Journalists and human rights workers can rarely visit remote battle sites to verify claims of civilian casualties. U.S. officials say Taliban militants sometimes force villagers to lie and say civilians have died in coalition strikes.

But the villagers' claims Tuesday were bolstered by the wounded at Farah's hospital shown on AP Television News. And Khan's account of several truckloads of bodies taken to Farah city added more weight to the claims.
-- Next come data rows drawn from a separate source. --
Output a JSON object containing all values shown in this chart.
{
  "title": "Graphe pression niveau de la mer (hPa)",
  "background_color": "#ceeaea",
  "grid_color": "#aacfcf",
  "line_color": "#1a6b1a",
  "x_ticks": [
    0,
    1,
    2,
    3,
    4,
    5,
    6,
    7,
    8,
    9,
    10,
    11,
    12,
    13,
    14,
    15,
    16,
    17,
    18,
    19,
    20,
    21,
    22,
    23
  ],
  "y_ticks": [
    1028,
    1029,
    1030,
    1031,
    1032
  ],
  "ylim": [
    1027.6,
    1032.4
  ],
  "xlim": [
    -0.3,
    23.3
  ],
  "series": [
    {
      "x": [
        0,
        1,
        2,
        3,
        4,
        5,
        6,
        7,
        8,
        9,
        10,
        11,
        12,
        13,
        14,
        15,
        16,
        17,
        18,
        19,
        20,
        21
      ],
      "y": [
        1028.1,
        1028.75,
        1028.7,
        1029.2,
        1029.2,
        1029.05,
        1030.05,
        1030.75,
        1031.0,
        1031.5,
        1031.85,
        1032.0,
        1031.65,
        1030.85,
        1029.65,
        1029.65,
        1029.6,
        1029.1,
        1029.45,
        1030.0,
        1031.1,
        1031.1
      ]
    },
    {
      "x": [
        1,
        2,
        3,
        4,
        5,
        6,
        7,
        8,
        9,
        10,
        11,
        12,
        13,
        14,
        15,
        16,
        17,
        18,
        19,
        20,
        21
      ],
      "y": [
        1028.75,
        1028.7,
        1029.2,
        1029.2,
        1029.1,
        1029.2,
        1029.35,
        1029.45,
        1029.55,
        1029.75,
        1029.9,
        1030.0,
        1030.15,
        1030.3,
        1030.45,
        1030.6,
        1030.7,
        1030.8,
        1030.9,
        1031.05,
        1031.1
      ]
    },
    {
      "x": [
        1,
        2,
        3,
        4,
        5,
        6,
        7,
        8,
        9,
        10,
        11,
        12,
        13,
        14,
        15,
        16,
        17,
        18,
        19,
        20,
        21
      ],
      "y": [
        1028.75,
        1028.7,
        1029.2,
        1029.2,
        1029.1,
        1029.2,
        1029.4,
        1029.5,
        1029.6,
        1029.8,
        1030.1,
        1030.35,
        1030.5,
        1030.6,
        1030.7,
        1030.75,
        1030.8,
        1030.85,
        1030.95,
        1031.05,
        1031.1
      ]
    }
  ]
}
In remarks Tuesday, Karzai alluded to the problem of civilian casualties without mentioning the bombing deaths. He said the success of the new U.S. war strategy depends on "making sure absolutely that Afghans don't suffer — that Afghan civilians are protected."

"This war against terrorism will succeed only if we fight it from a higher platform of morality," he added in a speech at the Brookings Institution in Washington. Asked later to clarify, Karzai said, "We must be conducting this war as better human beings," and recognize that "force won't buy you obedience."

An Afghan government commission previously found that an August 2008 operation by U.S. forces killed 90 civilians in Azizabad, a finding backed by the U.N. The U.S. originally said no civilians died; a high-level investigation later concluded 33 civilians were killed.

After the Azizabad killings, the top U.S. commander in Afghanistan, Gen. David McKiernan, announced a directive last September meant to reduce such deaths. He ordered commanders to consider breaking away from a firefight in populated areas rather than pursue militants into villages.